OPEC+ ministers have decided to maintain the current oil output policy, which includes beginning to roll back one layer of production cuts starting in October. They also reiterated that this increase could be paused or reversed if necessary. Several ministers from the Organization of the Petroleum Exporting Countries (OPEC) and their allies, led by Russia, convened an online Joint Ministerial Monitoring Committee (JMMC) meeting on Thursday, noting high overall conformity among OPEC and non-OPEC countries participating in the Declaration of Cooperation (DoC). The committee highlighted the commitment of Iraq, Kazakhstan, and Russia to achieve full conformity and acknowledged their compensation plans for overproduced volumes since January 2024. OPEC+ members reiterated that the gradual phase-out of the voluntary production cuts could be paused or reversed based on market conditions. The JMMC will continue monitoring production adjustments and retains the authority to convene additional meetings as necessary.

Behind the headline:

  • OPEC+ is currently reducing oil production by 5.86 million barrels per day, which represents approximately 5.7% of global demand. This reduction is part of a series of measures implemented since 2022 to support the market in response to uncertainties surrounding global demand and increasing supply from outside the group.

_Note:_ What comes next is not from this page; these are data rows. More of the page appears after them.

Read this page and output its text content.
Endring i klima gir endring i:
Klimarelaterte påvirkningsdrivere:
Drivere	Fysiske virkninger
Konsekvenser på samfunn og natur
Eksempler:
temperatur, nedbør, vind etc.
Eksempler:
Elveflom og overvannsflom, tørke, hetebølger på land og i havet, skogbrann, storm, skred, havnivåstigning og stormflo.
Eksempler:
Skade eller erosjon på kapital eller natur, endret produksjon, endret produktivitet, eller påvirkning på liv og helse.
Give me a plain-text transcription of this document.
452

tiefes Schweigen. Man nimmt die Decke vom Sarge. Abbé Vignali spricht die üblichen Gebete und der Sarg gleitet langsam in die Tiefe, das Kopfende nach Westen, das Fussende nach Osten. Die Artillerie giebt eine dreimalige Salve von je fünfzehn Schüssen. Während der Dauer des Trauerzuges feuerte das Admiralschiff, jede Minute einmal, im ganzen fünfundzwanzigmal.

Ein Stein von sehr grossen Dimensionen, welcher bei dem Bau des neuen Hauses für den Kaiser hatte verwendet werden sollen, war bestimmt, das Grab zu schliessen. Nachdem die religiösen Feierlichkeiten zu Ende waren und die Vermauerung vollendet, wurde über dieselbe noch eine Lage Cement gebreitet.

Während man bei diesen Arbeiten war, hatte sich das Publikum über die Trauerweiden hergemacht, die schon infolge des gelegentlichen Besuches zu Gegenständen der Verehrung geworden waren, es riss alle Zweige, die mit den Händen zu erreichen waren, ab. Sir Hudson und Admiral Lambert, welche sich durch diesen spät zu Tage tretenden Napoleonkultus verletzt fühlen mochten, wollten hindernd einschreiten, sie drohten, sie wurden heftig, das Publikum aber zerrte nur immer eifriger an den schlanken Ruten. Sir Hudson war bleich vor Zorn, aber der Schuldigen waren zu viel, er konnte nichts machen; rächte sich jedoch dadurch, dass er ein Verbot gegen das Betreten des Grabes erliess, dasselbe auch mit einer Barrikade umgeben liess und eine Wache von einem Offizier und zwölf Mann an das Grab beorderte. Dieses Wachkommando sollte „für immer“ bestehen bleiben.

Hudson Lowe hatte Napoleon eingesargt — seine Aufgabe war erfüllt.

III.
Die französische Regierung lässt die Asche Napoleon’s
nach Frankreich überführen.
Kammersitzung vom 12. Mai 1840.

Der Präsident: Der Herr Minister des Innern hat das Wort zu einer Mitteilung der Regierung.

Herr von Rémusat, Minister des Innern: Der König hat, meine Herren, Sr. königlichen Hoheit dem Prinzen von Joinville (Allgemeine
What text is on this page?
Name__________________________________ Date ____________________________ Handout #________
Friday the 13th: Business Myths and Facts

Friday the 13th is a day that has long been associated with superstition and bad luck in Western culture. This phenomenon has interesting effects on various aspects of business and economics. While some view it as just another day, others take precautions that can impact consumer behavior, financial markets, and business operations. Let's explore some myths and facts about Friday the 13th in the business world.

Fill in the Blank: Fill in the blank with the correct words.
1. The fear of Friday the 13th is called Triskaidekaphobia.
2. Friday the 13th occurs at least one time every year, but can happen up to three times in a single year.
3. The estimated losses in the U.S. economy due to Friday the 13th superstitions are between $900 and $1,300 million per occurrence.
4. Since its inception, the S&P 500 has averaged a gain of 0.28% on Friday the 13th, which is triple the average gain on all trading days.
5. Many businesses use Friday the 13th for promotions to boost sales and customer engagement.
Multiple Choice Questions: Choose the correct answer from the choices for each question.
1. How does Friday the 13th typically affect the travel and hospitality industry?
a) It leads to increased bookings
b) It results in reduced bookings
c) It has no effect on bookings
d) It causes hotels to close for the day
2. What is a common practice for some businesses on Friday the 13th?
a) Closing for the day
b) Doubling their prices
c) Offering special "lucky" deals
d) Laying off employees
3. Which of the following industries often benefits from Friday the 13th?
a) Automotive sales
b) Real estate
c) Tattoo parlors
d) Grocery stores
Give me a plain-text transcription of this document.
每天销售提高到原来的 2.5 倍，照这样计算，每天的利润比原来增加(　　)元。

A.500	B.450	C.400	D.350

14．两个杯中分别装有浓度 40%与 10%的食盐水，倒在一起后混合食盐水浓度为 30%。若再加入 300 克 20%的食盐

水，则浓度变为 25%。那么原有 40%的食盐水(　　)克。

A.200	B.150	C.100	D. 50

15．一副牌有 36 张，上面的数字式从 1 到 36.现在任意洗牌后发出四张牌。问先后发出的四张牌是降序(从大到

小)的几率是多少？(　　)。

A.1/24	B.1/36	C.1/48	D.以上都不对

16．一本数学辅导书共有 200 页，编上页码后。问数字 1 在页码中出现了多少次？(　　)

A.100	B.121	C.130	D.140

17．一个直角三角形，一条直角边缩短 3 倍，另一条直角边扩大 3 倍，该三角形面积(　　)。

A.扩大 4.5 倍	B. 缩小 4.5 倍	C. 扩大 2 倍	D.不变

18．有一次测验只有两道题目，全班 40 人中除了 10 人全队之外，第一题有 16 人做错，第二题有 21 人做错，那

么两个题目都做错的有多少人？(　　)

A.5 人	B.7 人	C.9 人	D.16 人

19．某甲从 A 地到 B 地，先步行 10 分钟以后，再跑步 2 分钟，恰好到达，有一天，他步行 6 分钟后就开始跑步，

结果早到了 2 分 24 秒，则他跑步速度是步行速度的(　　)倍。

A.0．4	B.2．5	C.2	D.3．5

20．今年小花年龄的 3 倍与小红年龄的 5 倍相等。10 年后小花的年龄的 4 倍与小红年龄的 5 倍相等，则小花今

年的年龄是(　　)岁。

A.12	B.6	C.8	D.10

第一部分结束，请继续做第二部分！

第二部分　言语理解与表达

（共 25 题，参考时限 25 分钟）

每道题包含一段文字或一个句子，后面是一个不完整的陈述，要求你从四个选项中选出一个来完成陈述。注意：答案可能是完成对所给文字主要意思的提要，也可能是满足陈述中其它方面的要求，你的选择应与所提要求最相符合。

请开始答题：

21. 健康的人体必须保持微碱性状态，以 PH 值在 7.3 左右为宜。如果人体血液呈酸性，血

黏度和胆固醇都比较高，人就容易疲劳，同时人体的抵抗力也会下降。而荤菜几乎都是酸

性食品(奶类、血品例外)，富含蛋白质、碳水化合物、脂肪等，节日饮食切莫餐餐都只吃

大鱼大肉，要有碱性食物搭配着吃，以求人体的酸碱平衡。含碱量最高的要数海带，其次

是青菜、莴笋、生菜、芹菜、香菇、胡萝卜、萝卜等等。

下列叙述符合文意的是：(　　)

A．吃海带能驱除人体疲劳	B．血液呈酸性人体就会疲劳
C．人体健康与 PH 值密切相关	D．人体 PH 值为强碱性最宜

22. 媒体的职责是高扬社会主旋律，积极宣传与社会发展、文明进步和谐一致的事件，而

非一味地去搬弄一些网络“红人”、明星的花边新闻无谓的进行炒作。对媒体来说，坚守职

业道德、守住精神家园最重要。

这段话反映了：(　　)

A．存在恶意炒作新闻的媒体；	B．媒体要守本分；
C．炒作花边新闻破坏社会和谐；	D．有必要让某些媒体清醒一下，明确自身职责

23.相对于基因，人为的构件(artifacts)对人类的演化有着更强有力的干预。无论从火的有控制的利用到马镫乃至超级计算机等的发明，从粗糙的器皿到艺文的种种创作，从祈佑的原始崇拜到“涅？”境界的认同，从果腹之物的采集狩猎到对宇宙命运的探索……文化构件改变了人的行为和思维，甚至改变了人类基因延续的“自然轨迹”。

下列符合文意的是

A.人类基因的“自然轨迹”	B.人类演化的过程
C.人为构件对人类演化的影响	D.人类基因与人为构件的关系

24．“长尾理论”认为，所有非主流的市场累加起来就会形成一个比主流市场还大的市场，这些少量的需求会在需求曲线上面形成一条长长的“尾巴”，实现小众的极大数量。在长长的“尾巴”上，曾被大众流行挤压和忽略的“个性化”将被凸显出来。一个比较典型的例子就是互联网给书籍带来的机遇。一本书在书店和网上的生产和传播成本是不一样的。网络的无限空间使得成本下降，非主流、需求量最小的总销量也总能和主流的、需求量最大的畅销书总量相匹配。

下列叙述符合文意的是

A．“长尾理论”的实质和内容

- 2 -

  • Oil prices have dropped from a 2024 peak of ~$87 USD per barrel in April to ~$74 USD in July, driven by concerns about demand strength. However, this week, prices found some support due to rising tensions in the Middle East.
  • “Starting from the fourth quarter, if the balance of supply and demand is positive, a partial increase in production is possible,” Russian Deputy Prime Minister Alexander Novak said.